In Halbzeit zwei wirkte die 1. Mannschaft nicht mehr ganz so konzentriert in der Defensive, merkte allerdings dass beim Tabellenvierten ein Sieg möglich war und attackierte etwas früher. Diese Taktik ging allerdings nicht auf, sodass die Heimelf sich mehrere Chancen heraus spielte. Der Führungstreffer war dann die Kosequenz. Die SpVgg steckte aber nicht auf und kam wiederum durch Maximilian Wick, der sich gegen die nicht sehr sicher wirkende Abwehrreihe des Gegners durchsetzte, zum 2:2-Ausgleich. Fast eine Kopie des ersten Treffers, ein Lupfer nach einem langen Ball, ließ die 1. Mannschaft auf mindestens einen Punkt hoffen. Die Hoffnung wurde kurz darauf noch gestärkt, als ein Abwehrspieler Engin Can als letzter Mann von den Beinen holte und mit rot des Feldes verwiesen wurde. Nun ergaben sich mehrere Räume in der Offensive, jedoch gelang nicht die erneute Führung. Das Gegenteil trat ein. Dem  Gastgeber wurde ein Treffer wegen Abseitsposition abgesprochen. Dieser war, wie bereits in der ersten Hälfte auf Seiten der SpVgg, diskutabel. Kai Kirschig rettete in dieser Phase trotz der Überzahl mehrfach in höchster Not bis er bereits in der Nachspielzeit zum dritten Mal hinter sich greifen musste. Ein nicht richtig geklärter Ball fand den Weg zurück z
um gegnerischen Stürmer in den Strafraum, der ins leere Tor schieben konnte, da Torwart Kai Kirschig zuvor von einem Gegenspieler getackelt wurde und am Boden lag. Dem Schiedsrichter entging diese Szene und er unterbracht auch nicht, als der Ball wiederum gefährlich wurde.

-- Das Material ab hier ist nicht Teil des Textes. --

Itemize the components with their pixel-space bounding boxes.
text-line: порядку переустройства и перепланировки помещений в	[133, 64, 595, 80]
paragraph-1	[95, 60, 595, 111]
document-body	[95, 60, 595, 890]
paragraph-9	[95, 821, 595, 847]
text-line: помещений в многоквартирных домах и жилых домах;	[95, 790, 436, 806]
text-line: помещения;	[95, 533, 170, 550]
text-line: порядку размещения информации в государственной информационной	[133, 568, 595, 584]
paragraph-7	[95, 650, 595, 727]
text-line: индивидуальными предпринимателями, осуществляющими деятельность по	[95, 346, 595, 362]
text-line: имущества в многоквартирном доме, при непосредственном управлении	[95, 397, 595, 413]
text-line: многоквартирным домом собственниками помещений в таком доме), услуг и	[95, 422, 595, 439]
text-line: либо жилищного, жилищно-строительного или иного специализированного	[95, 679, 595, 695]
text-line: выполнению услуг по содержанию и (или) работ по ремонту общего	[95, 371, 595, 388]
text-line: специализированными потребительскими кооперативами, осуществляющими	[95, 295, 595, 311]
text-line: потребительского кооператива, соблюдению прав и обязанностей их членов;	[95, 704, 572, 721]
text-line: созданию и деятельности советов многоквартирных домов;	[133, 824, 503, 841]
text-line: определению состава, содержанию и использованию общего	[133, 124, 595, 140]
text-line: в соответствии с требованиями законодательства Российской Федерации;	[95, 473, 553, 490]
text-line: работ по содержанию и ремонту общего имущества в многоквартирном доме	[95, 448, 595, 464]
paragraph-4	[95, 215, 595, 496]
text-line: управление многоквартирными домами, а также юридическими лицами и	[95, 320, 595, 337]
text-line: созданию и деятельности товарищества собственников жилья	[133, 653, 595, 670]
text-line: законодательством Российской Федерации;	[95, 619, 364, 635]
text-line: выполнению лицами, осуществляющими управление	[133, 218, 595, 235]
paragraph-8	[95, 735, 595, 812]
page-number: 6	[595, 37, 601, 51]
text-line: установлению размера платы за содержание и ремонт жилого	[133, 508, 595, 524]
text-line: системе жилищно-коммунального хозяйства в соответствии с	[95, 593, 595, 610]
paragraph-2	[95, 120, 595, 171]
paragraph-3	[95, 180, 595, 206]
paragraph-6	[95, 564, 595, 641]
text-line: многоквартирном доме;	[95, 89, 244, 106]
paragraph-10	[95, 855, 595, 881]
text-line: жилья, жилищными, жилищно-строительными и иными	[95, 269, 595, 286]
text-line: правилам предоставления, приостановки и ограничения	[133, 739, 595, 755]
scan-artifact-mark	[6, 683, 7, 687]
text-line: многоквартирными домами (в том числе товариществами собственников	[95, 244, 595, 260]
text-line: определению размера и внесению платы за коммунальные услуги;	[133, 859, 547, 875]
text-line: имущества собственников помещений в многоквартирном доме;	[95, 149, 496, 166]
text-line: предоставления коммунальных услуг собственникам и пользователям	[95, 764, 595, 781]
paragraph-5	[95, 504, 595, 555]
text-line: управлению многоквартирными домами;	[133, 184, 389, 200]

Unter dem Strich blieb eine ärgerliche Niederlage. Man musste sich aber an die eigene Nase greifen, warum man aus der Überzahl kein Kapital geschlagen werden konnte. Michael Knuth lobte die Mannschaft dennoch, die trotz vieler Ausfälle und der jüngsten Startelf der Saison eine ansehnliche Leistung bot.
     
SpVgg-Spieler des Spiels:
Maximilian Wick
In der Offensive häufig auf sich alleine gestellt, bestätigte er seine aufsteigende Form mit vielen guten Offensivaktionen und als ständige Anspielstation in der Spitze. Die beiden Tore zeigten seine Vollstreckerfähigkeiten, die auch in der nächsten Saison wieder gebraucht werden.
  

Es spielten: Kai Kirschig, Christian Jung, Benjamin Döring, Engin Can, Paul Landenberger, Timo Zotz, Nils Allmann, Andre Martins, Marius Galinski, Jasper von Petersdorff-Campen, Maximilian Wick, Benjamin Knöll, Christian Carneiro, Pedro Casais und Jens Reinhardt.